Sunday 22 November 2015

What about Trove?


Lorcan Dempsey, who seems to divine library trends before they become so, recently synthesised a post about San Francisco start-ups. 

The backstory, about moving from London to San Francisco, highlighted how living in two very different places influenced the design of many 21st applications:
Bay Area problems
That is, living here after living in London, it’s easier to see physical retail as the inefficient end-point to a logistics system, and harder to see it as a curation, discovery and demand generation system. I sometimes wonder how much that difference shapes ecommerce in the Bay Area versus New York and London.
One can also look at Amazon in this light - like Sears Roebuck before it, Amazon lets anyone anywhere buy things that you could previously only get in a big city.
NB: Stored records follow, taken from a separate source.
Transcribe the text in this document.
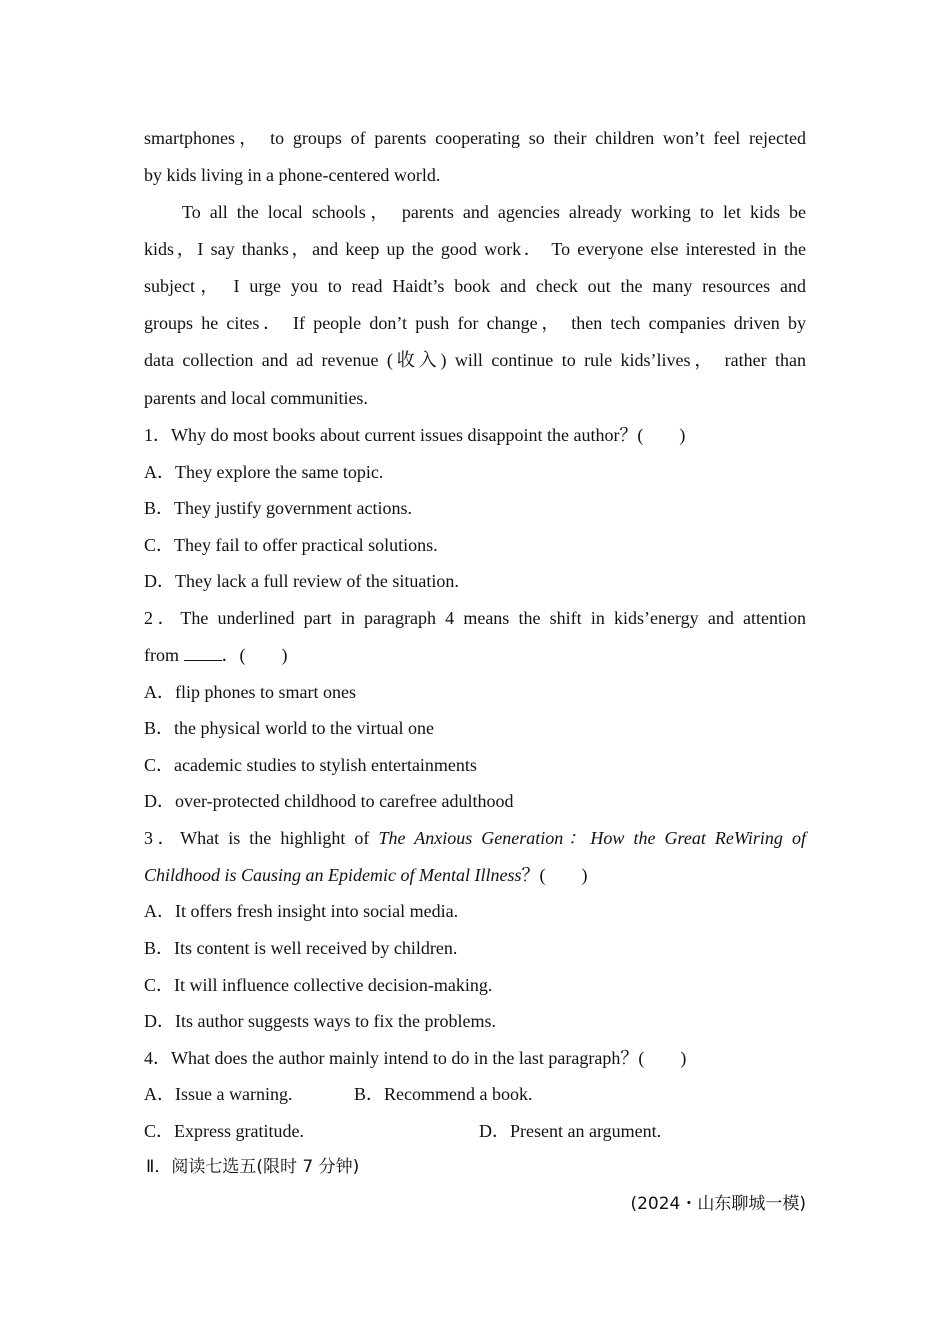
smartphones， to groups of parents cooperating so their children won’t feel rejected
by kids living in a phone-centered world.
To all the local schools， parents and agencies already working to let kids be
kids，I say thanks，and keep up the good work． To everyone else interested in the
subject， I urge you to read Haidt’s book and check out the many resources and
groups he cites． If people don’t push for change， then tech companies driven by
data collection and ad revenue (收入) will continue to rule kids’lives， rather than
parents and local communities.
1．Why do most books about current issues disappoint the author？(　　)
A．They explore the same topic.
B．They justify government actions.
C．They fail to offer practical solutions.
D．They lack a full review of the situation.
2．The underlined part in paragraph 4 means the shift in kids’energy and attention
from ．(　　)
A．flip phones to smart ones
B．the physical world to the virtual one
C．academic studies to stylish entertainments
D．over-protected childhood to carefree adulthood
3．What is the highlight of The Anxious Generation：How the Great ReWiring of
Childhood is Causing an Epidemic of Mental Illness？(　　)
A．It offers fresh insight into social media.
B．Its content is well received by children.
C．It will influence collective decision-making.
D．Its author suggests ways to fix the problems.
4．What does the author mainly intend to do in the last paragraph？(　　)
A．Issue a warning.	B．Recommend a book.
C．Express gratitude.	D．Present an argument.
Ⅱ．阅读七选五(限时 7 分钟)
(2024・山东聊城一模)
But that is not at all the same as letting people shop the way you do in a big city. Buying is not shopping.[http://ben-evans.com/benedictevans/2015/11/15/bay-area-problems]
Buying is not shopping. Just as searching for a known item in a very large discovery service (buying) such as Trove is not the same as browsing for an item, which may appear in a results set serendipitously (shopping) but turns out to be a perfectly reasonable immediate answer to the question. The medium for that item might be a digitised newspaper or a link to a monograph, a journal, a piece of sheet music, a film, a map or an artwork. Trove does this effortlessly and well, crossing the boundary from traditional catalogues to pool information for a wide range of Australian sources.

This is the power of Trove, its design architecture reflects the need to approach research using one or other of those finding techniques. It expedites both, but with an extra fillip - collaboration. The National Library was and is able to work closely with its close cultural neighbours to experiment with and grow discovery services, curating an unparalleled  virtual collection of Australiana. Since 2009, this has expanded from libraries, archives, galleries and museums to include historical societies and local government collections.

The virtual collection is created by sharing item descriptions, not monopolising them, and Trove supports this bi-directionally. That is, when one agency shares the descriptions (metadata) with Trove another agency can copy those descriptions, through the Trove Application Programming Interface (API), to create new virtual 'shopping' experiences.

However if technical support is not on hand to manage the terabytes of metadata available via the API, there are multiple ways to experience collaborative digital collection building through Trove:

⦁    a simple technical method to become a content partner, and in return, receive a     persistent, unique label for every item identified  
⦁    transforming existing item descriptions to help distinguish items in search results, while emphasising which agency has contributed them  
⦁    supporting virtual repatriation to overcome territorial fuzziness, where cohesive collections have been split across geographically close boundaries
⦁    influencing digitisation choice, to feature previously unavailable items
⦁    alternative websites, working on behalf of collections managed elsewhere 
⦁    volunteer mobilisation, to fill in description gaps or improve the legibility of local community newspapers
⦁    experimental platforms, built on Trove content, which help us to understand our language, our 19th and 20th century values, and our environment.
 

 [Ref: 2015 Museums & Galleries Queensland conference].  
The impact for the general public and researchers is immeasurable. Trove points to items held all over Australia, when the searcher didn't even know that they needed them. And the searcher is referred to an agency, large or small, which they may not have been aware of before. The shopping experience is fulfilling for both searcher and agency.